0
votes

I have a use case where a message needs to broadcasted to all nodes in a horizontally scalable, stateless, application cluster and I am considering Kafka for it. Since each node of the cluster will need to receive ALL messages in the topic, each node of the cluster needs to have its own consumer group.

One can assume here that the volume of messages is not so high that each node cannot handle all messages.

To achieve this with Kafka, I would end up using the instanceId (or some unique identifier) of the consumer process as the consumer group id when consuming from the topic. This will push the number of consumer groups high. As redeployments are done, new consumer groups will start.

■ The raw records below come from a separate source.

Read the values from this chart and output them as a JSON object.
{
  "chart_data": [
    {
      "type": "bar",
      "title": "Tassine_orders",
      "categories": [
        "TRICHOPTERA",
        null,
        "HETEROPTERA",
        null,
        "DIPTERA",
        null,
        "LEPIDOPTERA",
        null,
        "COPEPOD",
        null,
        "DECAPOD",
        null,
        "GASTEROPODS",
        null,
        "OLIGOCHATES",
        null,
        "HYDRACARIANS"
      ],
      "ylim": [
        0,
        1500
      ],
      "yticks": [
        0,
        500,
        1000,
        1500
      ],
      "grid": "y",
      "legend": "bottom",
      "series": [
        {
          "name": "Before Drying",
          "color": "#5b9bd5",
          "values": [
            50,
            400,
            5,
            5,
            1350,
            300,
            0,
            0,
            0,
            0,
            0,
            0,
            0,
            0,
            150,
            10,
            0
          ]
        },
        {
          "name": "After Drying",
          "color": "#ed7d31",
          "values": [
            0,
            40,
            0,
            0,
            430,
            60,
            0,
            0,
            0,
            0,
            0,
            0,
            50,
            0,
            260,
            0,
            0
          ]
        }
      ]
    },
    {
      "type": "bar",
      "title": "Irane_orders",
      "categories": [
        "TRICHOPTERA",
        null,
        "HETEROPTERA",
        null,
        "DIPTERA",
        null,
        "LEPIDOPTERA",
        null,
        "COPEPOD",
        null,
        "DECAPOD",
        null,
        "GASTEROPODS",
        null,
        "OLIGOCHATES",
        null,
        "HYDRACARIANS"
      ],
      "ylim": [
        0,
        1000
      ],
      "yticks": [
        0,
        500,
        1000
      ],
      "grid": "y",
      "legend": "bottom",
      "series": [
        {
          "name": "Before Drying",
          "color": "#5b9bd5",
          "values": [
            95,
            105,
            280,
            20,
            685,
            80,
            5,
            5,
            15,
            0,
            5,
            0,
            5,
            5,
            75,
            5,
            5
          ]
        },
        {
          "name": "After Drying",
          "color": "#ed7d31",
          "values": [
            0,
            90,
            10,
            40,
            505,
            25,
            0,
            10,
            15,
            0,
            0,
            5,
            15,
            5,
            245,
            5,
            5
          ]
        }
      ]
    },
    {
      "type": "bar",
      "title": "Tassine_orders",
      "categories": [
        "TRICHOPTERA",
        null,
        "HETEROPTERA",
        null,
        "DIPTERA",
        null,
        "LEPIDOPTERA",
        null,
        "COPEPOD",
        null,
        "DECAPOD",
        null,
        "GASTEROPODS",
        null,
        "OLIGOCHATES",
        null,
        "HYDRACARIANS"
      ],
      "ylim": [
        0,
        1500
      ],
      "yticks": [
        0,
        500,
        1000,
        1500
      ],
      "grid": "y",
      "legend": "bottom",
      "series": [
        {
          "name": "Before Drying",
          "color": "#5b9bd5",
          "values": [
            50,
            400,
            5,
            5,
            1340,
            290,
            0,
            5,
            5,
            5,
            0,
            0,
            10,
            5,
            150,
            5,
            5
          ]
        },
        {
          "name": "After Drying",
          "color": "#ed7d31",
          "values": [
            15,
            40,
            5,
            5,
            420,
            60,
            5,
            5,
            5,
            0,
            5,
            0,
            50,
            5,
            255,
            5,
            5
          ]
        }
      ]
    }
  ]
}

  • How many active consumer groups can I have at maximum at any given time? Will number of consumer groups become a bottleneck before other bottlenecks (like bandwidth etc) kick in?
  • There will be churn of active consumer groups upon frequent deployment of consumer application. Will this churn over long periods of time in consumer groups scale/sustain for Kafka?
1
You don't need to set a group.id. You don't need a consumer group to consume.Igor Soarez

1 Answers

1
votes

Self Answer to my question: One solution that came from further research is to use the kafka assign() API instead of the subscribe() API to consume. The former does not need a consumer group. I just configure every node to consume messages from all the partitions of the topic.

Acknowledgement to Igore Soarez who seeded the idea of not needing consumer groups to consume in comments.